15km
L’uscita dalle Cascine avviene passando accanto al Circolo del Tennis. Poche centinaia di metri prima del secondo ristoro ai 15km, subito dopo lo Sferisterio, ingerisco, sempre lentamente, la seconda metà del minipack e poi catturo, sempre senza fermarmi, due bicchieri di acqua e sali, ne prendo due per sicurezza visto che buona parte me la butto sulle gambe. Bagnato, sono già bagnato. Sarebbe diverso immergere un piede in una pozzanghera e avere una scarpa che fa cià-cià, ma addosso non sento alcuna differenza.
Riprendiamo il viale, scendiamo nel sottopasso e risaliamo verso il ponte alla Vittoria. Planiamo con leggerezza sulla rotonda che circondiamo tenendo la corda, anche passando sul marciapiedi per poi imboccare il lungarno Santa Rosa. Passando davanti alla Trattoria Vittoria vedo il signor Giovanni sulla porta che guarda la corsa insieme a un cameriere, non mi vede, vorrei salutarlo, ma riconoscermi con cappellino e tutto non è neanche facile. Sono già oltre e lascio perdere.
Lungo l’Arno, davanti al Seminario Maggiore il vento si intensifica e ferisce i passanti, quasi tutti stranieri, che ci osservano e ci incitano. A parte il freddo, mi inorgoglisce passare quasi indifferente accanto a loro che si stanno coprendo come possono per ripararsi dal vento e dalla pioggia, mi sento forte anche se fa un freddo boia, ma non c’è certo bisogno di giacconi e ombrelli, si può fare anche senza. Una volta che sei bagnato. Ma mi rendo conto che visto dall’altra parte ci possa essere incredulità che si possa prendere un tale freddo e acqua volontariamente e con la sola ricompensa di aver percorso quarantadue chilometri.
Via dei Serragli. Io questa strada la odio, dico sottovoce a me stesso. Perché è in salita fino a piazza della Calza. Ora, che sia in salita sfido chiunque ad accorgersene nella vita reale, anche qui saranno pochissimi gradi o frazioni di grado ma è percepibile al corridore.
Un vecchietto e una vecchietta con l’ombrello cercano di attraversare la strada. Ne sono impediti dal flusso continuo di corridori. La vecchietta guarda stupita la fiumana e chiede:
- O quanti sono?
- So una sega! Ribatte lui.
Avrei voluto rispondere con precisione, diecimilaquattrocento iscritti, ma non so quanti siano partiti esattamente e neppure quanti ne siano già passati da lì e soprattutto quanti ne restino ancora da passare. Rido e quello accanto a me, con un cappellino verde, si gira a guardarmi. Sorride anche lui. Accetto il suo sguardo sorridente e gli spiego la storia dei due vecchietti. Avevo bisogno di contatto umano ormai era circa un’ora che non parlavo con nessuno.

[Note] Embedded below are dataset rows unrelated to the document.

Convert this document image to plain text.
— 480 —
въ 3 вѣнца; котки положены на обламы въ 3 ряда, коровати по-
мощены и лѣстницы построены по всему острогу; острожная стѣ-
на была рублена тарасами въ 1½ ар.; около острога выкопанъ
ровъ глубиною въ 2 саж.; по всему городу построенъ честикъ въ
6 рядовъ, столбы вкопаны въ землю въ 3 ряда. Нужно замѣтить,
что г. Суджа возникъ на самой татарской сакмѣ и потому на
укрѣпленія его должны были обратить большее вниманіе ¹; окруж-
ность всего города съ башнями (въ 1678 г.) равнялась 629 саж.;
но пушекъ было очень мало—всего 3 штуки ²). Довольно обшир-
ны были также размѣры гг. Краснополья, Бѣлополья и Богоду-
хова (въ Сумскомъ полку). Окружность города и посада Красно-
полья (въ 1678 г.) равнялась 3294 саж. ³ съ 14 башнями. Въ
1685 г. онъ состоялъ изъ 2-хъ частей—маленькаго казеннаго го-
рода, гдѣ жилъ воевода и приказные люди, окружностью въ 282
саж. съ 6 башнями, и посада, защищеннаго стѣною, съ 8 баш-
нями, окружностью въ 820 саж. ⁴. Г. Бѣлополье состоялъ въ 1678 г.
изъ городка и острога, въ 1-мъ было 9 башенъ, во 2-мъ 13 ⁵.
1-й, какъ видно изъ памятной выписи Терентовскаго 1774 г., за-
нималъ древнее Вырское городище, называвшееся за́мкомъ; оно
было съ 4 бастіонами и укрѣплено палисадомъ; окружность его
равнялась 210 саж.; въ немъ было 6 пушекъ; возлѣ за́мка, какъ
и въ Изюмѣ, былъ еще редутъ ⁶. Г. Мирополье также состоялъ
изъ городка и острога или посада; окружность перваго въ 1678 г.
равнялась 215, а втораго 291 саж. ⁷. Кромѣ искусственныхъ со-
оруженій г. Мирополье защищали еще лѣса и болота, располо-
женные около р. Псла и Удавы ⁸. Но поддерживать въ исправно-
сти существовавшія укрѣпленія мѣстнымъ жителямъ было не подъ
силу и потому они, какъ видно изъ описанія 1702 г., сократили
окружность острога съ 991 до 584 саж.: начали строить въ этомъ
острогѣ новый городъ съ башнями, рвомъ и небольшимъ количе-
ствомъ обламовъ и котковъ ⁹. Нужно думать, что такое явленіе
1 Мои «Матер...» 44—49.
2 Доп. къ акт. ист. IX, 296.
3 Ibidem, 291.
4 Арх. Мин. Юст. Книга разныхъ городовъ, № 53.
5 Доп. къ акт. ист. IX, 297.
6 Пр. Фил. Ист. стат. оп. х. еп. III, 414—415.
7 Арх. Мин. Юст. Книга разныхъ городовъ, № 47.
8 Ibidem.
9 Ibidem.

Facciamo affiancati anche via Romana, provo un dolorino al ginocchio sinistro, scuoto un po’ la gamba, allungo il passo accentuando il movimento della gamba e del ginocchio, speriamo che non sia niente e che passi. Effettivamente in piazza San Felice è già passato e non lo ricordo neppure più.
In piazza Pitti c’è una delle pochissime fontanelle ancora esistenti in Firenze, insieme a quelle che resistono in qualche giardinetto.
All’altezza di ponte Vecchio il mio vicino, siamo sempre affiancati, mi chiede: ma quello è ponte Vecchio. Io gli spiego che sì, è lui, e che poi ci passeremo sopra verso la fine. A quel punto non resisto, devo fare conversazione, gli chiedo di dov’è, visto che non è di Firenze. È campano ma vive a Milano e lavora a Vicenza, mi dice sorridendo. Ha già corso una decina di maratone e quest’anno è già la terza. Gli chiedo spiegazioni perché non è usuale farne più di un paio in uno stesso anno. Mi spiega che si iscrive sempre a due maratone a breve distanza di tempo l’una dall’altra, in modo da evitare che un leggero infortunio o un inconveniente imprevisto gli mandi a monte la preparazione. Lo ascolto interessato, ho appena sperimentato sulla mia pelle quanto abbia ragione. Solo che, continua, stavolta ha corso Milano e è andato tutto bene, poi Treviso, e poi già che c’era ha provato Venezia e ha finito pure quella. Stavolta però non si sente bene e si fermerà alla mezza. Siamo quasi a venti chilometri. Stiamo andando ancora sui 5.30, sempre troppo veloce per me, devo rallentare. Mi sento bene.
All’altezza di piazza Demidoff mi apro un altro minipack e cerco di ingerirlo a piccoli sorsi prima di arrivare al ristoro.